Optimize Your Images
Facebook ads all include images, which isn’t something you get with most other PPC networks, specifically networks like AdWords. Picking the right images and optimizing them properly is critical to visual success.
- Keep within Facebook’s 20% text rule. You don’t want to have to fight with them to get your ad through.
- Use images of the proper size and shape. Portrait-style images don’t utilize all of the space available to you.
- Scale your images down. When Facebook gives you 144×72 pixels for an ad, you don’t need to upload a 1200×600 image for that space. It just gets downscaled and looks identical, or perhaps worse, than if you sized it yourself.
- Use a color scheme that stands out. Avoid the same blues, blacks, whites and grays that Facebook uses. Something bright and colorful will draw the eye naturally.
- Show what the user is getting, or the results of what they would be getting if your product is more abstract. Happy people work well here. You can also use a logo, if your logo carries the cachet you want to portray.

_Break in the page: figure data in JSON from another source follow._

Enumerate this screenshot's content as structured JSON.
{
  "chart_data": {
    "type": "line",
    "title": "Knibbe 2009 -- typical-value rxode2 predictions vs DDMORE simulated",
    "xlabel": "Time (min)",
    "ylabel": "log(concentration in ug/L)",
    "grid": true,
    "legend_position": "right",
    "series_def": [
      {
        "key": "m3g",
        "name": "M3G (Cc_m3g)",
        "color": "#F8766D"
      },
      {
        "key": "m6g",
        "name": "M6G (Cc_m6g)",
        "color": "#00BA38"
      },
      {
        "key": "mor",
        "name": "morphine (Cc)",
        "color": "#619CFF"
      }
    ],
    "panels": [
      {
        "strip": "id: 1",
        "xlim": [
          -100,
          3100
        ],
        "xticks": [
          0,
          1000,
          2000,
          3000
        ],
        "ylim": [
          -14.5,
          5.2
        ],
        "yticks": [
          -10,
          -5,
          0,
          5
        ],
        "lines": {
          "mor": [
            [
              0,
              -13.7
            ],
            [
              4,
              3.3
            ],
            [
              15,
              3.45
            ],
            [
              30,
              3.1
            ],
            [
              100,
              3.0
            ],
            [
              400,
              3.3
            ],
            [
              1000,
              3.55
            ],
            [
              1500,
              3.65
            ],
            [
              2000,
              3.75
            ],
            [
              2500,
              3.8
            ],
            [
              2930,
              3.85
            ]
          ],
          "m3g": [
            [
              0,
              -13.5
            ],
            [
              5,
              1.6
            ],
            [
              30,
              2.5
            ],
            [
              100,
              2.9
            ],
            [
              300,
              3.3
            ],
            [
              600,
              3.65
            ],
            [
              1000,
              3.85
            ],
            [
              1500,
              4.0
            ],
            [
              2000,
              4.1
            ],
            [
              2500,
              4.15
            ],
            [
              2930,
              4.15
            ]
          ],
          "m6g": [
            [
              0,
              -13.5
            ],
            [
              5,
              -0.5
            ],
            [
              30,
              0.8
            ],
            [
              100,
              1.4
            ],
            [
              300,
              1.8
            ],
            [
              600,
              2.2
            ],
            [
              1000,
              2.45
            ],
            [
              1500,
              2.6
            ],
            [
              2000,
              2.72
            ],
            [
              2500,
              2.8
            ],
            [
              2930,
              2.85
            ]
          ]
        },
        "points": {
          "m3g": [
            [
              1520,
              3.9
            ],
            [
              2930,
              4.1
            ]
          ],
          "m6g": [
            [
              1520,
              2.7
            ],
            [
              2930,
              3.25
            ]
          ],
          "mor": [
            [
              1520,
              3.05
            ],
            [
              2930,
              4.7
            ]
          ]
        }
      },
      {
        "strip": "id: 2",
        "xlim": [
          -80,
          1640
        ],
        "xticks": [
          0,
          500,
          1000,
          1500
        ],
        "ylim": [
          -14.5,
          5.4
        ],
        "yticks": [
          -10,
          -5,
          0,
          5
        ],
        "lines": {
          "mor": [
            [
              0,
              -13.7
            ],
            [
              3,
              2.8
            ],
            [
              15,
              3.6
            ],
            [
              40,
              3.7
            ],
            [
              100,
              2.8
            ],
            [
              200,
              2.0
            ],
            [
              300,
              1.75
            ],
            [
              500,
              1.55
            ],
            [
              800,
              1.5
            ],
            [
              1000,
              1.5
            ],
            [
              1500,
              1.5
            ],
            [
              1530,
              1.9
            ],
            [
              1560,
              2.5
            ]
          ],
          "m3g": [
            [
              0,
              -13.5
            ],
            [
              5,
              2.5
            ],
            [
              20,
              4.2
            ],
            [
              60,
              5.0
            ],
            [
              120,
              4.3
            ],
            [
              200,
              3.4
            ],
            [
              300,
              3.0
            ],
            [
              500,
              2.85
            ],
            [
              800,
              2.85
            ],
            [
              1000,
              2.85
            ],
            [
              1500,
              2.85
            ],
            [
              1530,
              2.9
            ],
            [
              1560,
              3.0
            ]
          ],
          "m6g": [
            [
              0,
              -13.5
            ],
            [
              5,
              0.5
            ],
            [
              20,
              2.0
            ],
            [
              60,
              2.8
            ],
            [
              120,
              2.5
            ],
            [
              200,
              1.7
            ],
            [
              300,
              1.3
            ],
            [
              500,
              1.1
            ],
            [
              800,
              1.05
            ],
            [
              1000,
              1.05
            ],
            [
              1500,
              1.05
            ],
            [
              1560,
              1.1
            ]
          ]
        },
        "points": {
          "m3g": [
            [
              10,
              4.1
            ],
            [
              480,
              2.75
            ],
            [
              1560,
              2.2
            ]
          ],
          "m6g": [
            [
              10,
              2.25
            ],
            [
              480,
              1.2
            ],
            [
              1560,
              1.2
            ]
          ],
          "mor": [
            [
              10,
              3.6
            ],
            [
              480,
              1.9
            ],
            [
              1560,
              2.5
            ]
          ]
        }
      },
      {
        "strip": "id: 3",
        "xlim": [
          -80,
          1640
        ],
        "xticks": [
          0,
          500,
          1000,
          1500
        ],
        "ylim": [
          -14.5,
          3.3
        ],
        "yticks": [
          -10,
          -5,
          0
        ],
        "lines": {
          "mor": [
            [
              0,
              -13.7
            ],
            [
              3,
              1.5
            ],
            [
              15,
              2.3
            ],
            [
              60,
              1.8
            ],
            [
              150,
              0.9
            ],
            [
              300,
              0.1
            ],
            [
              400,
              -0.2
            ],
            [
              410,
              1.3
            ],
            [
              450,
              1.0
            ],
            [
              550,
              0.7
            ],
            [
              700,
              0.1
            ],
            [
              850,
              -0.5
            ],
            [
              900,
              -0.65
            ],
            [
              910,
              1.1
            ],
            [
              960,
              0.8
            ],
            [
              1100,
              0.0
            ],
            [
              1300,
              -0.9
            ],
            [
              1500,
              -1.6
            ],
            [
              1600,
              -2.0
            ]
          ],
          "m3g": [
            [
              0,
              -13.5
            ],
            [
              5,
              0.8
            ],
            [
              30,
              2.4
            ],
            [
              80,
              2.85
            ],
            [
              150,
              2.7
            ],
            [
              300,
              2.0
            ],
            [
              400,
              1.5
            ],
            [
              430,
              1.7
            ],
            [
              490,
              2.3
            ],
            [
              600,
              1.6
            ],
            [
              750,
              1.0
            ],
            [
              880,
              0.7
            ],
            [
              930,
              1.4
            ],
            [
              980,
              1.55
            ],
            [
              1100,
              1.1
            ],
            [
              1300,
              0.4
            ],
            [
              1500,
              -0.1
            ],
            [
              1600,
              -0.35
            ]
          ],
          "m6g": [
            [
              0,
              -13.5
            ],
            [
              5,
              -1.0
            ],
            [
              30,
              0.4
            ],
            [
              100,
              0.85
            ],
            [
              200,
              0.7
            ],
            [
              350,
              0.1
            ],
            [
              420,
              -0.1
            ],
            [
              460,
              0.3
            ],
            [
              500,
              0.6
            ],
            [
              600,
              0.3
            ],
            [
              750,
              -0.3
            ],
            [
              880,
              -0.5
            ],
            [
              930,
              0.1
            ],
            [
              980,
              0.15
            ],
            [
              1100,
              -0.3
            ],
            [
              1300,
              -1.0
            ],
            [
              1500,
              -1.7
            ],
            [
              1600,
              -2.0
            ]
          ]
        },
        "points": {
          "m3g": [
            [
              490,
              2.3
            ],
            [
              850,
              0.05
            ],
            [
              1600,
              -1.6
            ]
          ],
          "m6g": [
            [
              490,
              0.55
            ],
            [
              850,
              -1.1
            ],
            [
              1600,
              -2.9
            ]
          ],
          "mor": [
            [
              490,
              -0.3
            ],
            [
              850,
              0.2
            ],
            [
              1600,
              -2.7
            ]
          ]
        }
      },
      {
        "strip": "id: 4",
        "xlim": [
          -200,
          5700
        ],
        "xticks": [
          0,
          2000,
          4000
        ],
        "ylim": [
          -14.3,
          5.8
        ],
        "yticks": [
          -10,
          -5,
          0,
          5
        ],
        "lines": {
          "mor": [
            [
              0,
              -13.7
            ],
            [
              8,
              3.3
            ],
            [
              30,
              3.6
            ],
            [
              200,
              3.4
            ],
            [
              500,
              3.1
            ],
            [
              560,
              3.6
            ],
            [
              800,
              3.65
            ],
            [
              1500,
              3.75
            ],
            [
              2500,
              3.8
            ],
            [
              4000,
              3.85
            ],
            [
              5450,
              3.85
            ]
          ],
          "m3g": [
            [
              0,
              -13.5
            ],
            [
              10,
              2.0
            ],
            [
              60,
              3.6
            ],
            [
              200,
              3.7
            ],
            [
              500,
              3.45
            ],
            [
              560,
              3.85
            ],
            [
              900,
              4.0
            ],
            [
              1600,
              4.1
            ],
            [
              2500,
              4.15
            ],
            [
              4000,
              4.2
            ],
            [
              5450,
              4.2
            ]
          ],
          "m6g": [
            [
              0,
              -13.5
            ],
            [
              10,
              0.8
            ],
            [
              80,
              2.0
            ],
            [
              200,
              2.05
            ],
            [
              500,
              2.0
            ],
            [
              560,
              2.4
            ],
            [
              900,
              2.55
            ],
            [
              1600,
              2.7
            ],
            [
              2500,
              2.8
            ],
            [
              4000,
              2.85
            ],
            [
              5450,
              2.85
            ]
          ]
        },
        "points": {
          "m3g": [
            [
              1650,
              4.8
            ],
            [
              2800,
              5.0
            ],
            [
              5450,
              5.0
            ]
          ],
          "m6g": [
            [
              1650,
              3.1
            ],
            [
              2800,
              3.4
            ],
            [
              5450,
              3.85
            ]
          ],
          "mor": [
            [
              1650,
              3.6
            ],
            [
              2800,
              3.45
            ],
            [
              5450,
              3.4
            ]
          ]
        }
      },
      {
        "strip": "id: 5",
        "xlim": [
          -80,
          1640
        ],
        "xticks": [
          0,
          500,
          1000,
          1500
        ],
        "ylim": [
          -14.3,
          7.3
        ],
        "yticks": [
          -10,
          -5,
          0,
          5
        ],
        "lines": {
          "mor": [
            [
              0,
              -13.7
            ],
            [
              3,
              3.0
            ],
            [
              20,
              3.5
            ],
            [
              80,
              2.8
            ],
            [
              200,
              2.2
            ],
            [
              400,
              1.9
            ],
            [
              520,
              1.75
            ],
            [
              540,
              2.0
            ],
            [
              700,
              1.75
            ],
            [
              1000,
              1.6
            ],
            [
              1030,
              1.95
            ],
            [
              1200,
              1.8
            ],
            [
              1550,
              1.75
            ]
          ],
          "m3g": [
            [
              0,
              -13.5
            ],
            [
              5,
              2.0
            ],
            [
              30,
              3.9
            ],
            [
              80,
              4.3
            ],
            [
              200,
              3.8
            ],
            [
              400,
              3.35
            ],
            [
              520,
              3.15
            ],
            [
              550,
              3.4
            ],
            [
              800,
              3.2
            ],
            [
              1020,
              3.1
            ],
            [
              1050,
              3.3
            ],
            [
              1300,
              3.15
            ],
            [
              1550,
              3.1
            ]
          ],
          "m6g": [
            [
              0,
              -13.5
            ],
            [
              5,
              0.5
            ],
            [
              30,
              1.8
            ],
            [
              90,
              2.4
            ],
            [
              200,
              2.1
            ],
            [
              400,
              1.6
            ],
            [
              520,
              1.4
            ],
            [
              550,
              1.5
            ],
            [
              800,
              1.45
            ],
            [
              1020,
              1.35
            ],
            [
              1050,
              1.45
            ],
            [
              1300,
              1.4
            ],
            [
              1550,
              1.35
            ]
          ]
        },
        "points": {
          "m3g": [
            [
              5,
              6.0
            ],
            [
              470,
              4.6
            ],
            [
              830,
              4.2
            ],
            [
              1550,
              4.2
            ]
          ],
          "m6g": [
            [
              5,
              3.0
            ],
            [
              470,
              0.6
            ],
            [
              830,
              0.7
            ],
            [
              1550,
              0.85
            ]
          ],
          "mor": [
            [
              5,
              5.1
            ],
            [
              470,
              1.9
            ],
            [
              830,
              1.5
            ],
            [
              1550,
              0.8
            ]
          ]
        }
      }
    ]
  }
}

- Test different images with the same targeting options, copy and landing page, to see which works better. There’s no shame in changing up your image to something a little more pandering, if it makes you a profit.
Use UTM
UTM parameters are variables you can add to a URL. You’ll see something like www.example.com/blog-post-title/?utm_mediuim=link&utm_source=facebookadgroup1&utm_campaign=blogpostpromotion. It looks messy, but it gives Google Analytics a bunch of data to track the people who click that ad. By using parameters, you can track who comes to your ad from which sources, using which ads, and what they do on your site.
There’s a lot to learn about properly using UTM parameters, but it mostly comes down to actually using them. Specify each variable, add the parameters to the URL using Google’s URL builder, and share the URL with the parameters rather than a bare URL.
Use (Or Test) Optimize CPM
Facebook offers a unique type of optimized CPM, which allows you to spread your ad budget around in the most effective way possible. Rather than trusting yourself to choose all of your targeting options optimally, Facebook’s OCPM gives Facebook that control. You still control all the targeting options you normally do, but within the audience you choose, Facebook then steps in and choose the most likely people to convert first and displays the ad to them preferentially. Used properly, it can dramatically increase your conversion rate with the same budget.
Segment Mobile and Desktop
People browsing on mobile and people browsing on desktop behave differently. Mobile users tend to click links and ads more often, but less intentionally. This means that desktop clicks tend to be more valuable. Try to run two different campaigns, to segment them.
The primary reason for this is when using OCPM. Facebook will see that you receive a lot of clicks from mobile users and will preferentially spend your budget on mobile viewers, even when those clicks are comparatively less valuable.
Avoid Common Mistakes
There are a number of mistakes people make constantly with Facebook ads, and they can cost you money. Rather than make those mistakes yourself, learn from the experiences of others and skip the wasted time, effort and money.
Mistake #1: Targeting non-fans. Unless you’re specifically targeting your ads with a lookalike audience to get more Facebook followers, you’re not doing yourself a favor when you target non-fans. Fans are already interested and are as much as four times more likely to convert.
Mistake #2: Not testing. Always be testing, whether it’s a change in image, a change in copy, a change in landing page, a change in headline or a change in audience targeting. Testing is what makes the advertising world go ‘round.